Six Ways AI Projects Go Wrong
The hard part of building with generative AI isn't the AI — it's the same things that sink every software project.
We’ve seen enough AI engagements now to notice the patterns. The failures aren’t usually technical. They’re strategic mistakes made before a single prompt is written.
1. Using AI when you don’t need it
Generative AI is general-purpose enough that it can be applied to almost anything. That’s exactly the problem. A team that builds an LLM-based scheduler to cut energy costs may have just reinvented a greedy algorithm with a much higher inference bill.
Ask the harder question first: what’s the simplest thing that could solve this? If the answer isn’t AI, that’s a win, not a failure.
2. Blaming the model for bad product design
When an AI feature underperforms, the instinct is to tune the model. Often the problem is that the feature was designed around what the model does rather than what the user needs.
A meeting summarizer that produces long, comprehensive summaries isn’t failing at AI — it’s failing at product. Users wanted their action items, not a transcript. Since foundation models are largely commoditized, the differentiation now lives entirely in the product layer.
3. Reaching for complexity too soon
Agentic frameworks, vector databases, fine-tuning — these tools exist for real problems, but teams adopt them before the simpler version has been tried. Early abstraction hides what’s actually happening, makes debugging harder, and introduces bugs from the frameworks themselves.
Start with API calls and prompts. Add complexity only when you’ve exhausted what’s beneath you.
4. Treating the demo as the destination
A working demo is not a working product. The pattern is consistent: getting to 80% of the desired experience takes a month; getting past 95% takes four more. The last few points involve accuracy/latency tradeoffs, edge cases, tonal consistency, reliability under API changes, compliance, and abuse vectors.

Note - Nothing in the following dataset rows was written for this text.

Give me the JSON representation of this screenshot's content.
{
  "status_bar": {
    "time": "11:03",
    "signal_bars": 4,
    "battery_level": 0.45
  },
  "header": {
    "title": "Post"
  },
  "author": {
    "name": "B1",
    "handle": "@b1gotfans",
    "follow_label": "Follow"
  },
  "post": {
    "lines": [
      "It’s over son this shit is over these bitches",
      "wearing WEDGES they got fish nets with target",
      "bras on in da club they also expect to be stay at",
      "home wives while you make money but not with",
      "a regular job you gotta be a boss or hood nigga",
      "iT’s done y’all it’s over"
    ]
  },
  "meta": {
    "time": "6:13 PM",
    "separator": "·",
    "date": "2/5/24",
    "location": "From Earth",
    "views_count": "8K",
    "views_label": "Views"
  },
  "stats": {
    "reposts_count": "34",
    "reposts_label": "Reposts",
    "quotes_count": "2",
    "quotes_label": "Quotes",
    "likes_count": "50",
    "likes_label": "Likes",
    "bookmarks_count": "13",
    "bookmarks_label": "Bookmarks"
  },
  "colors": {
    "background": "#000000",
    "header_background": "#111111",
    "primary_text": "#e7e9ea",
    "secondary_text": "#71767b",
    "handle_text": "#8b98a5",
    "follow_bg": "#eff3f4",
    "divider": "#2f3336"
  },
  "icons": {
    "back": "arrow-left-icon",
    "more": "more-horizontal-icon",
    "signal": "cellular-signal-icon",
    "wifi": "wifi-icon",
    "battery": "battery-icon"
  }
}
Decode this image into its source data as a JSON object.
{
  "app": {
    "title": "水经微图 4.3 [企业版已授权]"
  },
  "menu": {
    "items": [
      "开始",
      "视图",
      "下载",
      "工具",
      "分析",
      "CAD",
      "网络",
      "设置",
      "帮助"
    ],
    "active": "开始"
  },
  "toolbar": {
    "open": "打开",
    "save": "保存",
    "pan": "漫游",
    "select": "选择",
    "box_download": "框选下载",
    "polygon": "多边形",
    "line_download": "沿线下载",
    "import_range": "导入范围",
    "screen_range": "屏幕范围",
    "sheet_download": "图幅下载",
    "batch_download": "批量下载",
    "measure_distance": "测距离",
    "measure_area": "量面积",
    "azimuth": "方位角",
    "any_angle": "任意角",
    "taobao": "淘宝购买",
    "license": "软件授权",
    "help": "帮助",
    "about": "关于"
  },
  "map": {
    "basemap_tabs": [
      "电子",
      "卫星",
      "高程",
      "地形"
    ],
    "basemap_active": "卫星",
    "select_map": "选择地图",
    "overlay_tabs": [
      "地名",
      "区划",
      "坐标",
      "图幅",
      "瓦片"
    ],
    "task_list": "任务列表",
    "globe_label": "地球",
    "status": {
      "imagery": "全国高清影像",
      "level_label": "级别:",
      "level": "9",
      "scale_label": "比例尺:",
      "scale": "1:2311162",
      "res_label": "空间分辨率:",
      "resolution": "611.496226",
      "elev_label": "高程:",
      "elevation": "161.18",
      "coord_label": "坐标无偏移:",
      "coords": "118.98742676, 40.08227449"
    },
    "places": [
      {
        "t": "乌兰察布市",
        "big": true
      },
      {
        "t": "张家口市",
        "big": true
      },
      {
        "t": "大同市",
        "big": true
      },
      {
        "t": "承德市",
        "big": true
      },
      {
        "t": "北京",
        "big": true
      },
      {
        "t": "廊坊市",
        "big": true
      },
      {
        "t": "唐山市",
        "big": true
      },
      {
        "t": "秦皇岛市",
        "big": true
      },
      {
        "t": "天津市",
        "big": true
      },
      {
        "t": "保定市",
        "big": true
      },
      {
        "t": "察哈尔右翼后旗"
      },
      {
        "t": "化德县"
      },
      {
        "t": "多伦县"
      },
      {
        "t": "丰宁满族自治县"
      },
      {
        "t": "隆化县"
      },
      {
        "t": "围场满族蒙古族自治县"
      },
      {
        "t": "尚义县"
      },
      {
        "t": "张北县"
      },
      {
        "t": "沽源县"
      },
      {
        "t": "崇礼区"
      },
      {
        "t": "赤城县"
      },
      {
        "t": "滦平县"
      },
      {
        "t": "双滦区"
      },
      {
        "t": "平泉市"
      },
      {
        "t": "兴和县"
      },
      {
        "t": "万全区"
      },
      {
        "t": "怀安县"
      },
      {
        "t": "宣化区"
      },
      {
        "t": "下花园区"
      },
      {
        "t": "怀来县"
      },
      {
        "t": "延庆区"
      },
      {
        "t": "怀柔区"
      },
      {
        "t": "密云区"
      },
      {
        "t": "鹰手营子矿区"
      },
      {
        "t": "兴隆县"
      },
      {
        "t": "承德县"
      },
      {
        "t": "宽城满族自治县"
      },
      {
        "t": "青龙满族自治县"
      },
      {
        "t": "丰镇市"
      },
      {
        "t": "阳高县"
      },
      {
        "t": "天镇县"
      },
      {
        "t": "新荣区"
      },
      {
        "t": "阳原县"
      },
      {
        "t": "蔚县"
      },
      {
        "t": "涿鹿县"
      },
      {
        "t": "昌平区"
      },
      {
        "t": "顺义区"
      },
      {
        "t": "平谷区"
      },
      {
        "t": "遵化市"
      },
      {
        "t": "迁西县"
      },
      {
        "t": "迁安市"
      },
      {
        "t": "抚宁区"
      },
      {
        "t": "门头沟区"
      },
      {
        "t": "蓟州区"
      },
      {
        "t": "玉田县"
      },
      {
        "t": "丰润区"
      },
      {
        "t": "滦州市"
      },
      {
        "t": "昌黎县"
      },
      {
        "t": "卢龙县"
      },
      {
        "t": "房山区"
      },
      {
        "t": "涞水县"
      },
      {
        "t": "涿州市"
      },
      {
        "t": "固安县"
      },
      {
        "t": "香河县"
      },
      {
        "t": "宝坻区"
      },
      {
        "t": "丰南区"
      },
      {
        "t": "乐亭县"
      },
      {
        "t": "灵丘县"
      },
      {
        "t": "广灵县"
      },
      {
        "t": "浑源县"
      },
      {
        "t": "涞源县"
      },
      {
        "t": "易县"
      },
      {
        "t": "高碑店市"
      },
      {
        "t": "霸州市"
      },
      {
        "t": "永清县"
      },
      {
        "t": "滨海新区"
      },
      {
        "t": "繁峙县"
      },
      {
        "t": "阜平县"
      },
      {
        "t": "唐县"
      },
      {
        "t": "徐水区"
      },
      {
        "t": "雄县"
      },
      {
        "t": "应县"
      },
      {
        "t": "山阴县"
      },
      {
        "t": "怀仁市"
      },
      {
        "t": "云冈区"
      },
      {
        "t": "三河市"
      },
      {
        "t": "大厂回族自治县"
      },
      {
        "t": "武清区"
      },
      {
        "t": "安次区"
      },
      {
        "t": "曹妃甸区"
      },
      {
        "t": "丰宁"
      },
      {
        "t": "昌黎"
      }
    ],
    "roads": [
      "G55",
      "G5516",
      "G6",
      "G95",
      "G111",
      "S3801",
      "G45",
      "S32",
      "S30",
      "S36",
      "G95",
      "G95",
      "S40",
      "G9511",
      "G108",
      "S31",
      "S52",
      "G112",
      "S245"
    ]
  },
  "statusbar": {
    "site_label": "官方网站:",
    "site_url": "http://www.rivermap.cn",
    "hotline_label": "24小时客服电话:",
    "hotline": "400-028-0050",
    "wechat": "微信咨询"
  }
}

Plan for the long tail. It’s longer than it looks from the demo.
5. Dropping human evaluation
AI-as-judge evaluation is useful, but it inherits the biases and limitations of whatever model you’re using to judge. The best teams still have humans reviewing 30–1,000 outputs per day — not because automation doesn’t work, but because fifteen minutes looking at actual outputs catches things that automated pipelines miss entirely.
Manual data inspection has the highest value-to-prestige ratio in the field. Do it anyway.
6. Crowdsourcing your strategy
Asking everyone in the company to submit AI ideas sounds inclusive. What it produces is a long list of Slack bots and text-to-SQL interfaces, because individuals optimize for their own pain points rather than organizational impact.
Strategic prioritization of AI initiatives is leadership work. Without it, you’ll ship a lot of things that don’t add up to much.
The common thread: generative AI surfaces the same weaknesses that have always existed in software projects — unclear problem definitions, poor product thinking, premature optimization, and underinvestment in evaluation. The model isn’t the hard part. The discipline around it is.